New malware with user-agent value: Parser::Template::Auto=CODE(<hex addr>)
There is a new piece of malware attempting to guess WordPress account credentials. You can recognize it by its odd user-agent header. Here is the first one I saw:
Parser::Template::Auto=CODE(0xa1d5ff0)
All subsequent occurrences have been identical other than the hexadecimal value inside the parentheses.
The first incidence of this user-agent on my site occurred at 2015-09-02T07:35:06 UTC; that is, ten days ago. Since then I’ve seen at least 241 attacks with that signature (see note below). Googling for "Parser::Template::Auto=CODE"
(including the quotes) returns a lot of hits from web log analysis tools. I didn’t see any predating the first instance I found in my logs. Which isn’t to say there aren’t any but it’s pretty clear this malware probably started attacking within a day or two of the first attack my system logged. Which is to say, around September 1st.

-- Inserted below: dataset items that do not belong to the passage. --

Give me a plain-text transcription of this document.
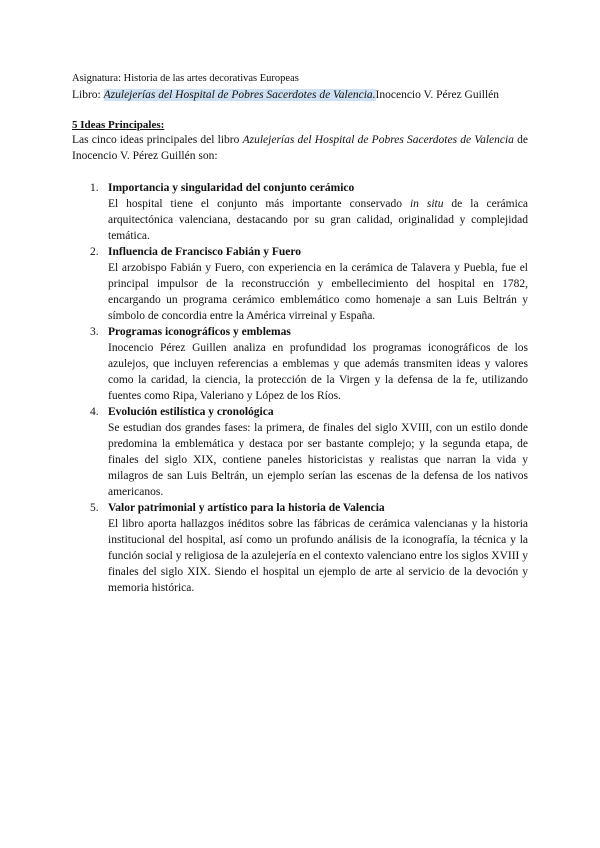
Asignatura: Historia de las artes decorativas Europeas
Libro: Azulejerías del Hospital de Pobres Sacerdotes de Valencia.Inocencio V. Pérez Guillén
5 Ideas Principales:
Las cinco ideas principales del libro Azulejerías del Hospital de Pobres Sacerdotes de Valencia de Inocencio V. Pérez Guillén son:
1. Importancia y singularidad del conjunto cerámico
El hospital tiene el conjunto más importante conservado in situ de la cerámica arquitectónica valenciana, destacando por su gran calidad, originalidad y complejidad temática.
2. Influencia de Francisco Fabián y Fuero
El arzobispo Fabián y Fuero, con experiencia en la cerámica de Talavera y Puebla, fue el principal impulsor de la reconstrucción y embellecimiento del hospital en 1782, encargando un programa cerámico emblemático como homenaje a san Luis Beltrán y símbolo de concordia entre la América virreinal y España.
3. Programas iconográficos y emblemas
Inocencio Pérez Guillen analiza en profundidad los programas iconográficos de los azulejos, que incluyen referencias a emblemas y que además transmiten ideas y valores como la caridad, la ciencia, la protección de la Virgen y la defensa de la fe, utilizando fuentes como Ripa, Valeriano y López de los Ríos.
4. Evolución estilística y cronológica
Se estudian dos grandes fases: la primera, de finales del siglo XVIII, con un estilo donde predomina la emblemática y destaca por ser bastante complejo; y la segunda etapa, de finales del siglo XIX, contiene paneles historicistas y realistas que narran la vida y milagros de san Luis Beltrán, un ejemplo serían las escenas de la defensa de los nativos americanos.
5. Valor patrimonial y artístico para la historia de Valencia
El libro aporta hallazgos inéditos sobre las fábricas de cerámica valencianas y la historia institucional del hospital, así como un profundo análisis de la iconografía, la técnica y la función social y religiosa de la azulejería en el contexto valenciano entre los siglos XVIII y finales del siglo XIX. Siendo el hospital un ejemplo de arte al servicio de la devoción y memoria histórica.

Of those 241 attacks the breakdown by country is
46 NL 43 FR 34 US 25 CH 24 DE 18 GB 13 SE 11 RO 5 CZ 3 LU 3 CA 2 UA 2 RU 2 PL 2 MD 2 FI 2 BY 1 SK 1 HU 1 ES 1 AT
More interesting is that 218, 90%, of those 241 attacks originated from ToR exit nodes. The remaining 23, 10%, are probably ToR exit nodes since they originate from cloud hosting providers with known ToR exit nodes and whose reverse-DNS (rDNS) host names are generic (e.g., ovh.net addresses) or highly suggestive (e.g., privateinternetaccess.com).
Based on the double colons and CODE
token I am confident this is from a Perl language module meant to convert templates into concrete text. Most likely the person using the module made a mistake in how they invoke the method thus causing the module to emit a diagnostic rather than the expected interpolated template. However, I did a bit of Googling and searching CPAN and could not find a published module with that signature. So another possibility is this is a module written by the malware author.
Note: I say “at least 241 attacks” because I installed the Mac OS X El Capitan “golden master” release during this period which resulted in my losing almost a full days worth of Apache logs.
P.S., The address 18.243.0.29 shows up in my logs with this attack signature. That address is owned by MiT and resolves to hostname zscore.mit.edu
. That does not appear to be a known ToR exit node but MiT does have many known ToR exit nodes so I would not be surprised if this address was simply not yet classified as such.